In ascending order of views ...

5. On getting people online

If we do these things, we’re doing digital inclusion.

A checklist for digital inclusion.

This was a checklist for government and other organisations that want to help people get online, and a call for feedback.

4. On GOV.UK site use

...the story here is the rapid rise of 'portrait' smartphone screen resolutions such as 768×1024 at the expense of traditional 'landscape' desktop resolutions.

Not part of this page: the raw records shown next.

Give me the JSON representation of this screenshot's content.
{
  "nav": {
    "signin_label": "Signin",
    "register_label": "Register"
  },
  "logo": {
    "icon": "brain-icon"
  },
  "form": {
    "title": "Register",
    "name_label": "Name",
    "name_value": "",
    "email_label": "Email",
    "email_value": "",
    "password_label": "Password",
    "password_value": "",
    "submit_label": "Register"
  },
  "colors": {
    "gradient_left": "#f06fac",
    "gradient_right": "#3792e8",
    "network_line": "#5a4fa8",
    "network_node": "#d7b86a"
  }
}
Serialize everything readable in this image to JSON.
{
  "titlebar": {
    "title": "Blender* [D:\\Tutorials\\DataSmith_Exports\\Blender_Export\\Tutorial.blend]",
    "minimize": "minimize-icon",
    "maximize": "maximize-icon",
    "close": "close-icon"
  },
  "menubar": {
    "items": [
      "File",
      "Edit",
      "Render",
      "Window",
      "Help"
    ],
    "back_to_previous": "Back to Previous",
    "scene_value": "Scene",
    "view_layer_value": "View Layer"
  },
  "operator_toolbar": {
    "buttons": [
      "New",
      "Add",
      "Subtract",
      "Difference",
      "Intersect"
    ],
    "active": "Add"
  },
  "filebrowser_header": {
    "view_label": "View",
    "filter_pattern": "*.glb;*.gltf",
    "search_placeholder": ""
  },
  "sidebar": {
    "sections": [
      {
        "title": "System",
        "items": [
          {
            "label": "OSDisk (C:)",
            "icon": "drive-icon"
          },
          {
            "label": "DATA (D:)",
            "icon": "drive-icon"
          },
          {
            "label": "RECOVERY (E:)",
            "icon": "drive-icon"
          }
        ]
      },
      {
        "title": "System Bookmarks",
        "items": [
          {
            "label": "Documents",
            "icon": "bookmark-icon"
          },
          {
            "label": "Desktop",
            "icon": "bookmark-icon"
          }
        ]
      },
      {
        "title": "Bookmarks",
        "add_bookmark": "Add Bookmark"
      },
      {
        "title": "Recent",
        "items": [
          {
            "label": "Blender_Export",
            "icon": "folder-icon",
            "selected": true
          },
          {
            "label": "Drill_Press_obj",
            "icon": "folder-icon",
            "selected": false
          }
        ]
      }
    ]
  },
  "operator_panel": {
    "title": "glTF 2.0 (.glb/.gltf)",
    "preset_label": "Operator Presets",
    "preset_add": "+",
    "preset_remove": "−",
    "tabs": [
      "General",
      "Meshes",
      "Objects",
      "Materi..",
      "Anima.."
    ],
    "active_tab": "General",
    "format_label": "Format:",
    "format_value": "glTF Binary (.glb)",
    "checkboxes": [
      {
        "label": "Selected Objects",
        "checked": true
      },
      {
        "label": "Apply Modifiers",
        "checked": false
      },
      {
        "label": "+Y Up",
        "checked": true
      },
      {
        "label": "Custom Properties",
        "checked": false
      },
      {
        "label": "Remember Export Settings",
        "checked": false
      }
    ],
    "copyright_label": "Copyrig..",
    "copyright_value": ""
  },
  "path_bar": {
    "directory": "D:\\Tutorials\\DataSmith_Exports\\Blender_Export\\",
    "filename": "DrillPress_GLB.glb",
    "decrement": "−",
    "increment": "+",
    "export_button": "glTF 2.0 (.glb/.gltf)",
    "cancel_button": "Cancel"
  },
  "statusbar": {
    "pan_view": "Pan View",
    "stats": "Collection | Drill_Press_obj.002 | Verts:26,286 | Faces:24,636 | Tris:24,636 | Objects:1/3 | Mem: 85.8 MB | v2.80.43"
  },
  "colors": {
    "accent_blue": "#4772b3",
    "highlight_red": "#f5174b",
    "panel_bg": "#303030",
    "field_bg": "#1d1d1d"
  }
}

Further evidence of the rapid shift to a wider variety of screen sizes as mobile device use takes off.

Browser, operating system and screen resolution data for GOV.UK by Tom Loosemore.

Here Tom compared lots of interesting GOV.UK data from January 2014 to January 2013. This paints a picture of a trend towards mobile devices – a trend that seems to be continuing. And as Tom predicted, 2014 saw the first day when visits from mobile devices than a PC for the first time – on July 12.

There's much more detail here on how that data breaks down.

3. On verifying identity

When you use [government] services, you want to be confident that someone else can’t sign in pretending to be you, see your sensitive personal records or use your identity to make fraudulent claims. You want to be confident that your data and services are secure and your privacy protected.

What is identity assurance? by Janet Hughes

This post explains the importance of verifying identity for both users and government when using government services.

This work has led to GOV.UK Verify, a way for people to prove who they are online when using government services.

2. On reporting misleading websites

Government services have been getting a growing number of complaints from people who feel misled by websites which charge for access to public services that are either free or much cheaper when accessed via the official GOV.UK website.

Report a misleading website to search engines by Tom Loosemore.

People searching the web for government services sometimes fall foul of prominent ads linking to intermediary services (to put it mildly and charitably). These are services which charge more money to use government services – more than would be the case by using the official service at GOV.UK. Hence the #StartAtGOVUK campaign.

Misleading ads can be reported to the search engine where you saw them. Here are the appropriate links for Google and Bing. It's currently not clear where you report dubious ads to Yahoo. We're trying to find out.

1. On how we design

We don’t want a culture of designs being 'thrown over a wall' to a dev team. We don’t make 'high fidelity mock ups' or 'high fidelity wireframes'. We’re making a Thing, not pictures of a Thing.

What’s the design process at GDS? by Ben Terrett.

Obviously people are very interested in how we do design at GDS. This post is a great start. We also have a blog about it: GDS design notes.

What else?

There's been a lot of interest in working with us. More than 50,000 visitors wanted to find out more about GDS vacancies and what it’s like to work here. See the GDS jobs page for the roles we're likely to be recruiting in 2015.

The busiest day of the year was 22 July when Mike Bracken wrote Making things open, making things better about open standards for file formats in government. July was our busiest month, too.

Let us know in the comments if there’s anything you’d like to hear more about this year.